Evet; insanlar soğuktan donarken çadır sattılar, ekip ve yardım göndermediler, askeri sahaya sürmediler, insanların bağıra bağıra ölmesine izin verdiler, sahayı koordine edemediler, yetmedi çıkıp depremzedeye azar çektiler. Ses çıkardılar diye Erdoğan’dan, oy verdiler diye bizden azar yediler. Oysa biz, ‘o kadar enkaz altında kaldınız, artık oy vermezsiniz’ diye düşünmüştük. Politik olarak AKP’ye oy verilmesini eleştirmek yerine, ‘gönderdiğim yardımlar gözünüze, dizinize dursun’ diyerek tepeden had bildirdik. Halbuki en çok onlar gördü bile isteye ölüme terk edildiklerini, iş makinelerinin kasten bekletildiğini, ekiplerin gönderilmediğini. Seçim kararlarının, onlara kocaman bir yalnızlık olarak geri döndüğüne her gün yeniden iman ettiler. Hep bir ağızdan söyledik, iktidar enkazların ve acıların üzerinde tepindi. Bu yüzden sözlerim kötülük iktidarına ve onun değirmenine su taşıyanlara değil, onlar için sivri sinek saz. Sözlerim, Hatay’ı şahsi meselesi gören, orayı yeniden kurma iradesini taşıyıp da en ufak bir yanlışlarında parmak sallayanlara.
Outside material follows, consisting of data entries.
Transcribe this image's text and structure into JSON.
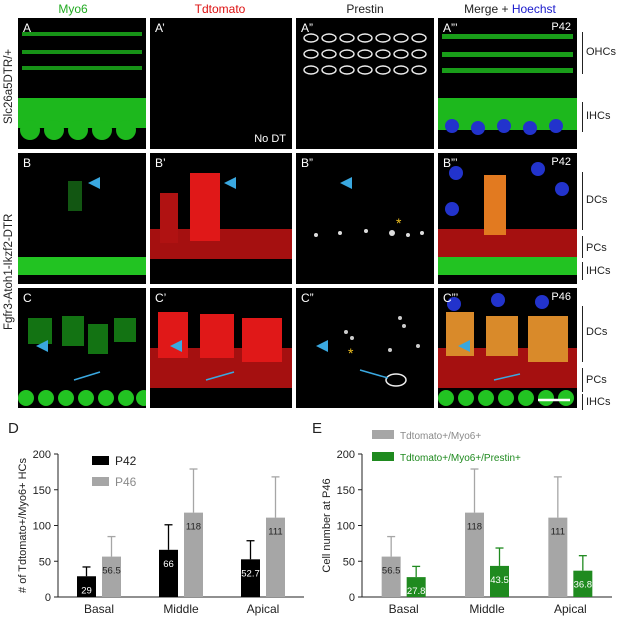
{
  "columns": {
    "myo6": "Myo6",
    "tdtomato": "Tdtomato",
    "prestin": "Prestin",
    "merge": "Merge + ",
    "hoechst": "Hoechst",
    "colors": {
      "myo6": "#22aa22",
      "tdtomato": "#dd1111",
      "prestin": "#111111",
      "hoechst": "#1a1acc"
    }
  },
  "rows": [
    {
      "genotype": "Slc26a5DTR/+",
      "labels": [
        "A",
        "A’",
        "A”",
        "A”’"
      ],
      "age": "P42",
      "note": "No DT",
      "brackets": [
        {
          "label": "OHCs"
        },
        {
          "label": "IHCs"
        }
      ]
    },
    {
      "genotype": "Fgfr3-Atoh1-Ikzf2-DTR",
      "labels": [
        "B",
        "B’",
        "B”",
        "B”’"
      ],
      "age": "P42",
      "brackets": [
        {
          "label": "DCs"
        },
        {
          "label": "PCs"
        },
        {
          "label": "IHCs"
        }
      ]
    },
    {
      "genotype": "",
      "labels": [
        "C",
        "C’",
        "C”",
        "C”’"
      ],
      "age": "P46",
      "brackets": [
        {
          "label": "DCs"
        },
        {
          "label": "PCs"
        },
        {
          "label": "IHCs"
        }
      ]
    }
  ],
  "panel_d": {
    "letter": "D"
  },
  "panel_e": {
    "letter": "E"
  },
  "chart_data": [
    {
      "type": "bar",
      "ylabel": "# of Tdtomato+/Myo6+ HCs",
      "categories": [
        "Basal",
        "Middle",
        "Apical"
      ],
      "ylim": [
        0,
        200
      ],
      "yticks": [
        0,
        50,
        100,
        150,
        200
      ],
      "series": [
        {
          "name": "P42",
          "color": "#000000",
          "values": [
            29,
            66,
            52.7
          ],
          "labels": [
            "29",
            "66",
            "52.7"
          ],
          "errors": [
            13,
            35,
            26
          ]
        },
        {
          "name": "P46",
          "color": "#a6a6a6",
          "values": [
            56.5,
            118,
            111
          ],
          "labels": [
            "56.5",
            "118",
            "111"
          ],
          "errors": [
            28,
            61,
            57
          ]
        }
      ]
    },
    {
      "type": "bar",
      "ylabel": "Cell number at P46",
      "categories": [
        "Basal",
        "Middle",
        "Apical"
      ],
      "ylim": [
        0,
        200
      ],
      "yticks": [
        0,
        50,
        100,
        150,
        200
      ],
      "series": [
        {
          "name": "Tdtomato+/Myo6+",
          "color": "#a6a6a6",
          "values": [
            56.5,
            118,
            111
          ],
          "labels": [
            "56.5",
            "118",
            "111"
          ],
          "errors": [
            28,
            61,
            57
          ]
        },
        {
          "name": "Tdtomato+/Myo6+/Prestin+",
          "color": "#1f8a1f",
          "values": [
            27.8,
            43.5,
            36.8
          ],
          "labels": [
            "27.8",
            "43.5",
            "36.8"
          ],
          "errors": [
            15,
            25,
            21
          ]
        }
      ]
    }
  ]
}
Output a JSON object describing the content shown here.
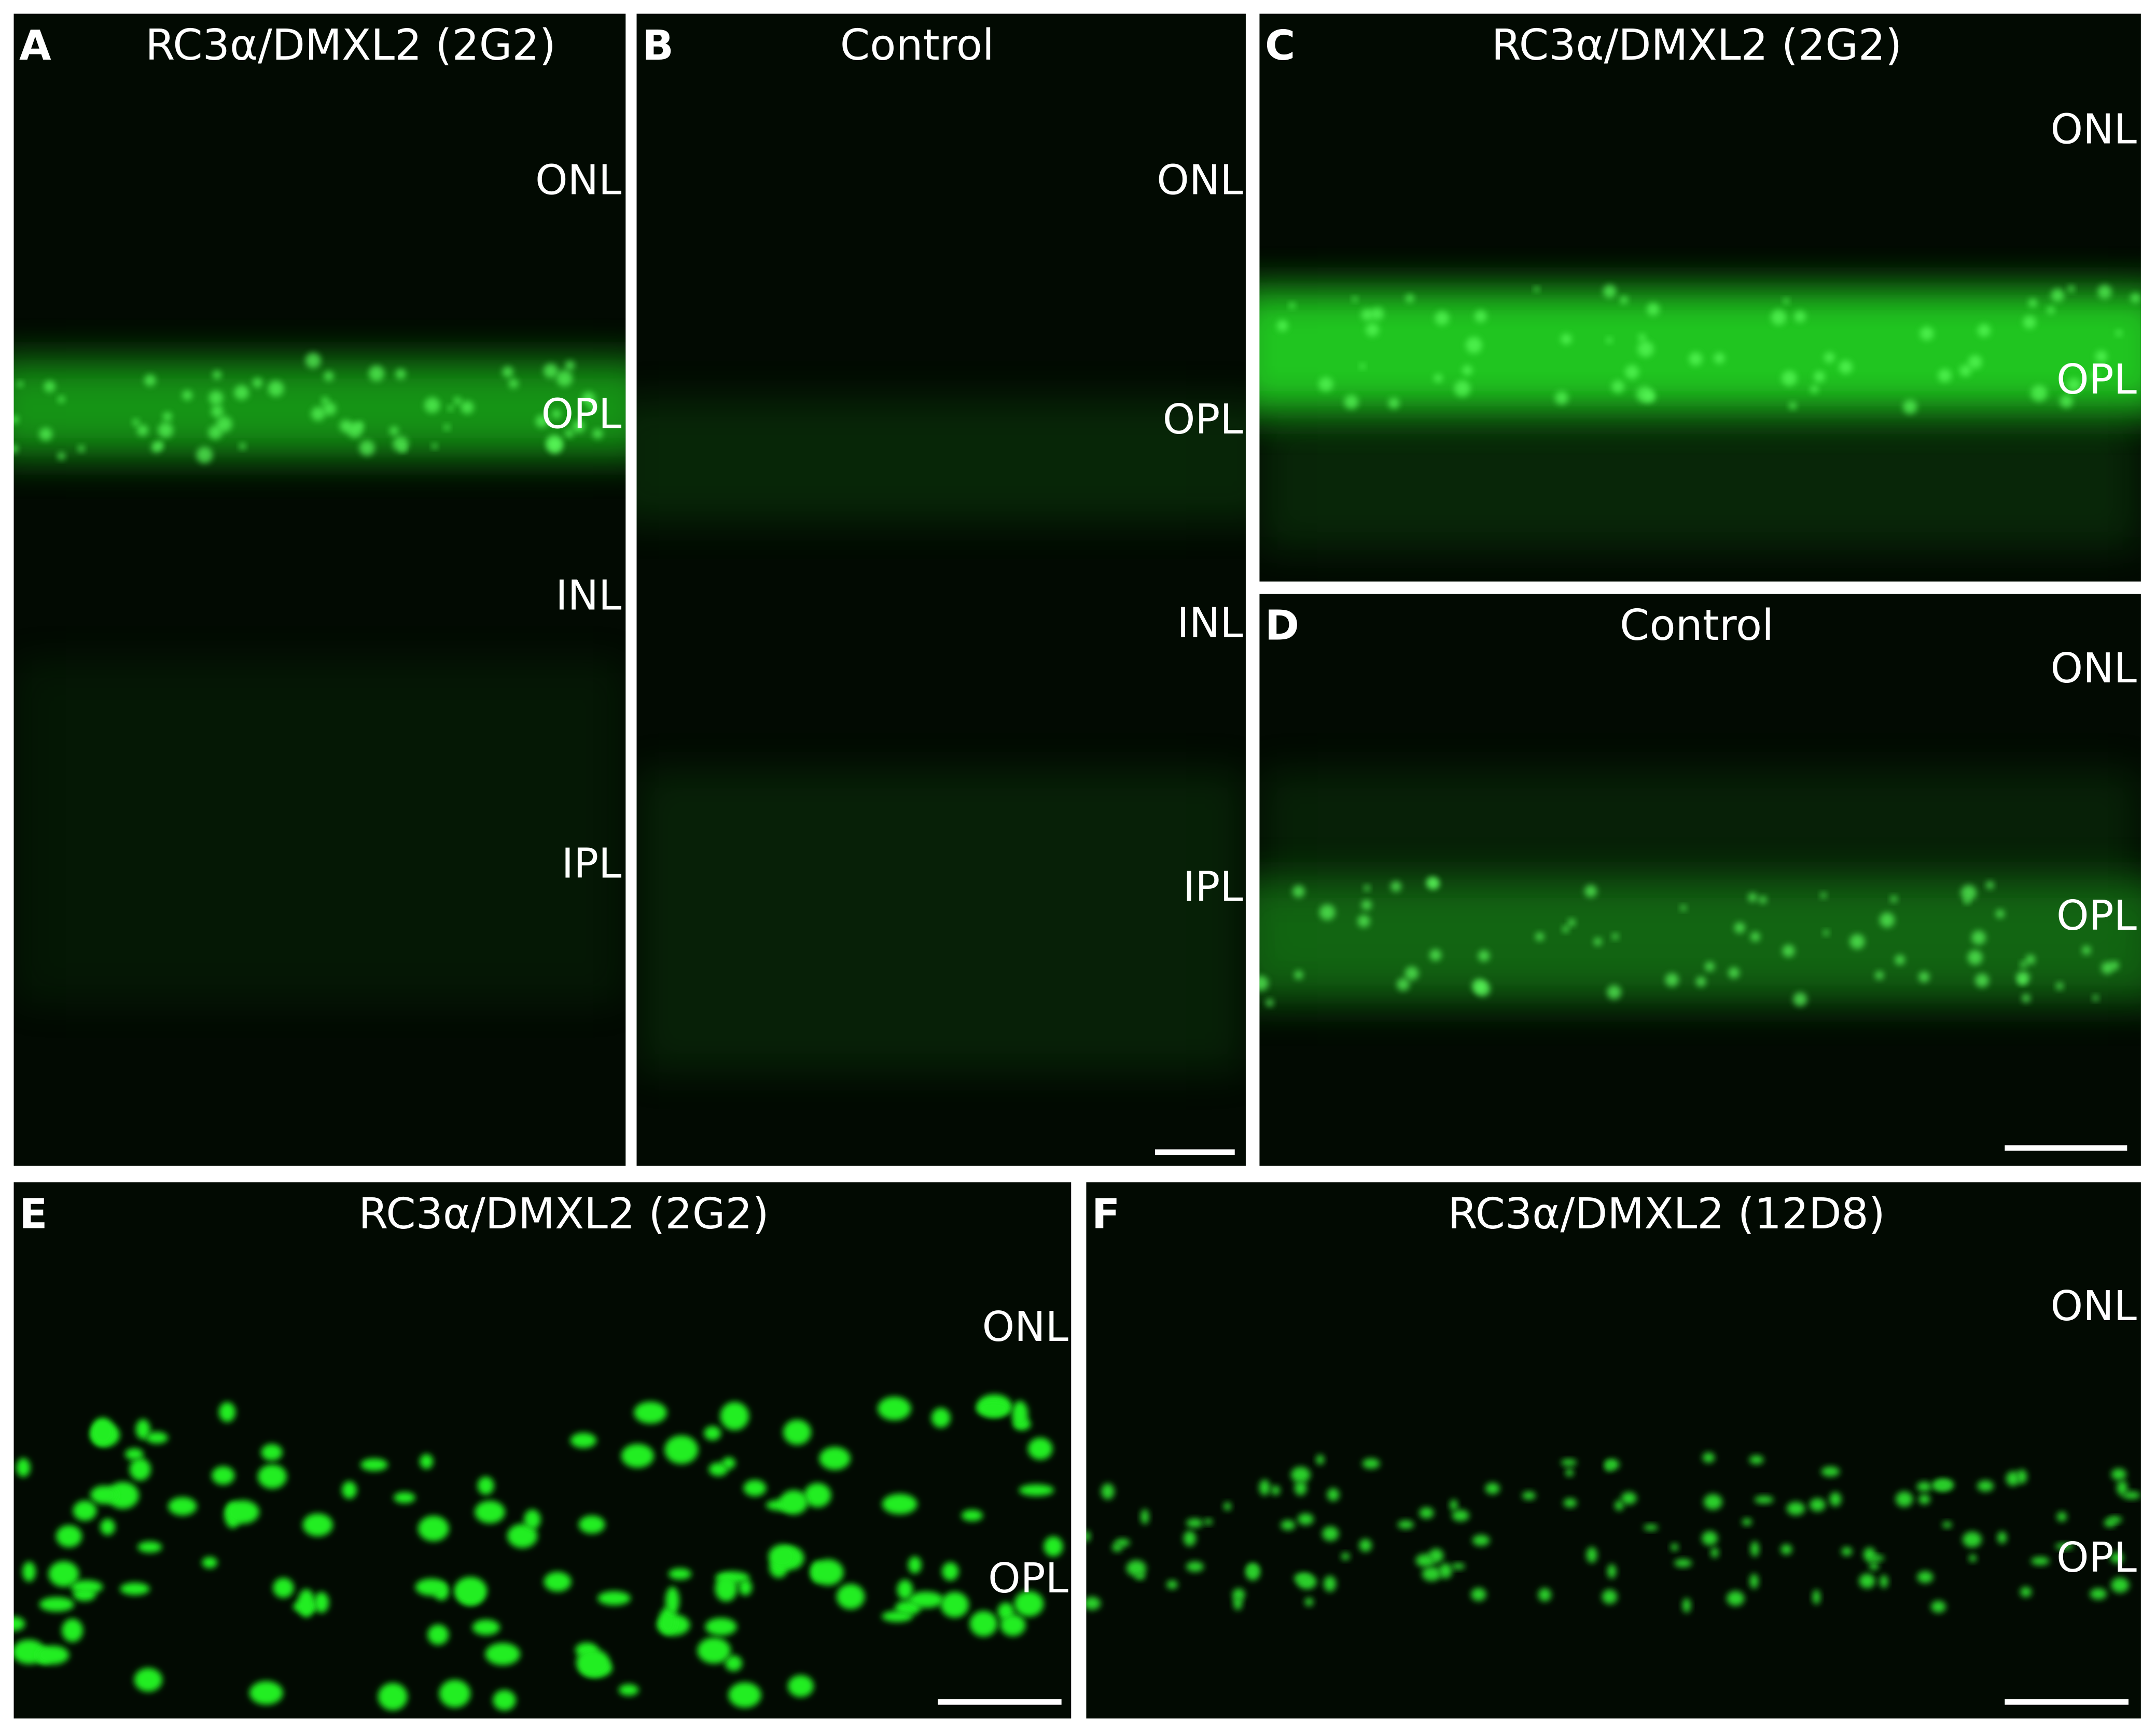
{
  "panels": [
    {
      "letter": "A",
      "title": "RC3α/DMXL2 (2G2)",
      "labels": [
        "ONL",
        "OPL",
        "INL",
        "IPL"
      ]
    },
    {
      "letter": "B",
      "title": "Control",
      "labels": [
        "ONL",
        "OPL",
        "INL",
        "IPL"
      ]
    },
    {
      "letter": "C",
      "title": "RC3α/DMXL2 (2G2)",
      "labels": [
        "ONL",
        "OPL"
      ]
    },
    {
      "letter": "D",
      "title": "Control",
      "labels": [
        "ONL",
        "OPL"
      ]
    },
    {
      "letter": "E",
      "title": "RC3α/DMXL2 (2G2)",
      "labels": [
        "ONL",
        "OPL"
      ]
    },
    {
      "letter": "F",
      "title": "RC3α/DMXL2 (12D8)",
      "labels": [
        "ONL",
        "OPL"
      ]
    }
  ]
}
Depremin üzerinden 1 ay geçtikten sonra biz normal hayatımıza, onlar çadır ya da 21 metrekarelik konteynerlerine döndü. Biz, önümüze es kaza bölgeden videolar gelince tekrar hatırladık, onlar yaslarıyla baş başa kaldı. Biz, Cumhurbaşkanı adayının kim olacağını merakla bekledik, onlar kayıplarını arayıp enkazlardan cenazelerinin çıkmalarını bekledi. Seçim sonuçları geldi, gözleri tekrar oraya çevirdik, sonuçları beğenmedik, ‘değmezmiş’ dedik, ertesi gün yolumuza devam ettik. Onlar, su kuyruklarında bekledi, harabeye dönmüş şehirlerinde toz toprağın içinde, bir zamanlar ailelerinin, dostlarının, akrabalarının seslerinin yankılandığı caddeleri sessiz adımlarla geçti.

Sonra depremin 1. yılı geldi, yasınızı bağırarak değil, sessizce tutun dedik. Fahrettin neyse de Lütfü’ye ses etmeyin dedik.

Önümüzde yerel seçimler var, bir kez daha oralara kulak kabartacağız. Muhtemeldir ki sonuçları beğenmeyip, bi’ posta daha azar çekeceğiz.

Şimdi dönüp şu soruyu soralım. Siz kimsiniz ki, böyle bir acıyı yaşamış insanların ne yapması gerektiğine karar veriyorsunuz?

Siz kimsiniz ki, o geceyi anlatırken ‘kıyameti yaşadık’ diyen insanlara, yaşadıkları şeyi anlatma cüretini kendinizde görüyorsunuz?

Siz kimsiniz ki, depremzedenin AKP’ye oy vermesini eleştiriyorsunuz?

Siz kimsiniz ki, Hataylının Lütfü Savaş’ı, Özgür Özel’i, Fahrettin Koca’yı protesto etmesi hakkında ahkam kesiyorsunuz?

Siz kimsiniz ki, Lütfü’yü protesto edenlere bir avuç marjinal diyorsunuz?

Depremzedelerin size namus borcu mu var?

Unutmayacaklar, affetmeyecekler, helalleşmeyecekler. Ve kimlerle helalleşmeyeceklerine kendileri karar verecekler. Biz de acısına ortak olamadığımız insanlara akıl vermeyeceğiz.